LiveSpeech 2 is introduced, a stream-aware model that supports infinitely long speech generation, text-audio stream synchronization, and seamless transitions between short speech chunks and is competitive with state-of-the-art language model-based zero-shot TTS models while also providing flexibility to support a wide range of streaming scenarios.

Abstract

Existing zero-shot text-to-speech (TTS) systems are typically designed to process complete sentences and are constrained by the maximum duration for which they have been trained. However, in many streaming applications, texts arrive continuously in short chunks, necessitating instant responses from the system. We identify the essential capabilities required for chunk-level streaming and introduce LiveSpeech 2, a stream-aware model that supports infinitely long speech generation, text-audio stream synchronization, and seamless transitions between short speech chunks. To achieve these, we propose (1) adopting Mamba, a class of sequence modeling distinguished by linear-time decoding, which is augmented by cross-attention mechanisms for conditioning, (2) utilizing rotary positional embeddings in the computation of cross-attention, enabling the model to process an infinite text stream by sliding a window, and (3) decoding with semantic guidance, a technique that aligns speech with the transcript during inference with minimal overhead. Experimental results demonstrate that our models are competitive with state-of-the-art language model-based zero-shot TTS models, while also providing flexibility to support a wide range of streaming scenarios.
Paper Structure (25 sections, 1 equation, 4 figures, 14 tables, 3 algorithms)

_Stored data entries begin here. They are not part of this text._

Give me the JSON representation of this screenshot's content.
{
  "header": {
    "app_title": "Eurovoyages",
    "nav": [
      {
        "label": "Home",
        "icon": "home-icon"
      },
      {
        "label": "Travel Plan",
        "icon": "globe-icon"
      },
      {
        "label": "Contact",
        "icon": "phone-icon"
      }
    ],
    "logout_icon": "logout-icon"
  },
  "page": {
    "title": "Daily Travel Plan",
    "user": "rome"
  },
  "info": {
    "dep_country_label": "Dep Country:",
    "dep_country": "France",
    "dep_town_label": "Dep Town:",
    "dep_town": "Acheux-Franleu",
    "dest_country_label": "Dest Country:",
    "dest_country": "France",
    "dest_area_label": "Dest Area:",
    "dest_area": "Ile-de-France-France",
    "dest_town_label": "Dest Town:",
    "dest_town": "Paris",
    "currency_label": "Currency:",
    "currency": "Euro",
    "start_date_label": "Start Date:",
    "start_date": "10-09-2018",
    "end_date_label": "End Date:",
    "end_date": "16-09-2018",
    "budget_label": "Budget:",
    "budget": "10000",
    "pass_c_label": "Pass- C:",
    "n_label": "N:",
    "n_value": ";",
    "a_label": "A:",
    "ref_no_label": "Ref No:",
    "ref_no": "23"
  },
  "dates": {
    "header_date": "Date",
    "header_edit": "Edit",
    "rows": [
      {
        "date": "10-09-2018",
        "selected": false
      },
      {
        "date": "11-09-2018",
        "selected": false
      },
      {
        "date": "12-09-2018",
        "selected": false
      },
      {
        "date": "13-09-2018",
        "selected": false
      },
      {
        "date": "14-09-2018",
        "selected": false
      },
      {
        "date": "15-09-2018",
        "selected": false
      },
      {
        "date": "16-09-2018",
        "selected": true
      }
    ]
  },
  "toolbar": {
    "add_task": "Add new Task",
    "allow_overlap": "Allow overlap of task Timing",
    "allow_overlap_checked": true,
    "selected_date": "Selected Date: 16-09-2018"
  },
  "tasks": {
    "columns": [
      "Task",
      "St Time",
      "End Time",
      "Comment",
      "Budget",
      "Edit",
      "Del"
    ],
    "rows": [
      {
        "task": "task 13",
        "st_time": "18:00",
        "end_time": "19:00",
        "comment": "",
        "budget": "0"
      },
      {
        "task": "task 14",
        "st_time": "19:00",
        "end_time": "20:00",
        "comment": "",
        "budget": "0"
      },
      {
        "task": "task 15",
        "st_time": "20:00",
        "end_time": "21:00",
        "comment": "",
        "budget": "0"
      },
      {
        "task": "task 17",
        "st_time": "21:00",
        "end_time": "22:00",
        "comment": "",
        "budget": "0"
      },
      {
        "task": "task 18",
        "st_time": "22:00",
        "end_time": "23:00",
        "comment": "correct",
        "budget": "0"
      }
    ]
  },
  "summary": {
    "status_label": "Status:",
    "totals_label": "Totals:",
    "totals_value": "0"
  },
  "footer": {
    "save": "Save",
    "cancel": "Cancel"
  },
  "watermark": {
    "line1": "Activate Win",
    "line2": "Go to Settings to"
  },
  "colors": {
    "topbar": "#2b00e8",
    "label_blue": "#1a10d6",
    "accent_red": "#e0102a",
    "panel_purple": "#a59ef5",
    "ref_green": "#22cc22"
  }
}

This paper contains 25 sections, 1 equation, 4 figures, 14 tables, 3 algorithms.

Figures (4)

  • Figure 1: LiveSpeech 2 general architecture. An upstream model generates text continuously in small chunks, while our model synthesizes speech, aiming to keep pace with the most recent chunk. Besides enrollment speech embeddings, each decoding step has access to a section of the text stream, including some past and future chunks.
  • Figure 2: For each word token in a chunk $i$, we assign a position index such that the first word has the index of the frame when the chunk arrives $\tau_i$, and subsequent words have incremental indices $\tau_{i} + 1, \dots$
  • Figure 3: Cross-attention visualization for "There is even / a white row of / beehives in the / orchard under the walnut / trees". There are 12 rows for each mamba layer, in which each in the first 6 rows has only one head and each in the last 6 rows has four heads, each predicting 4, 4, 4, 5 codes (total 1 grapheme token + 16 acoustic codes) in a frame, respectively. In each plot, the x-axis represents 318 audio frames generated and the y-axis represents 21 word tokens in the transcript.
  • Figure 4: Cross-attention visualization for "When you go / out of /the house into the / flower garden, there you / feel again the / order and fine / arrangement manifest all over / the great / farm, in the fencing / and hedging, / in the windbreaks and / sheds, in the symmetrical / pasture ponds / planted with scrub / willows to give shade / to the cattle / in fly-time."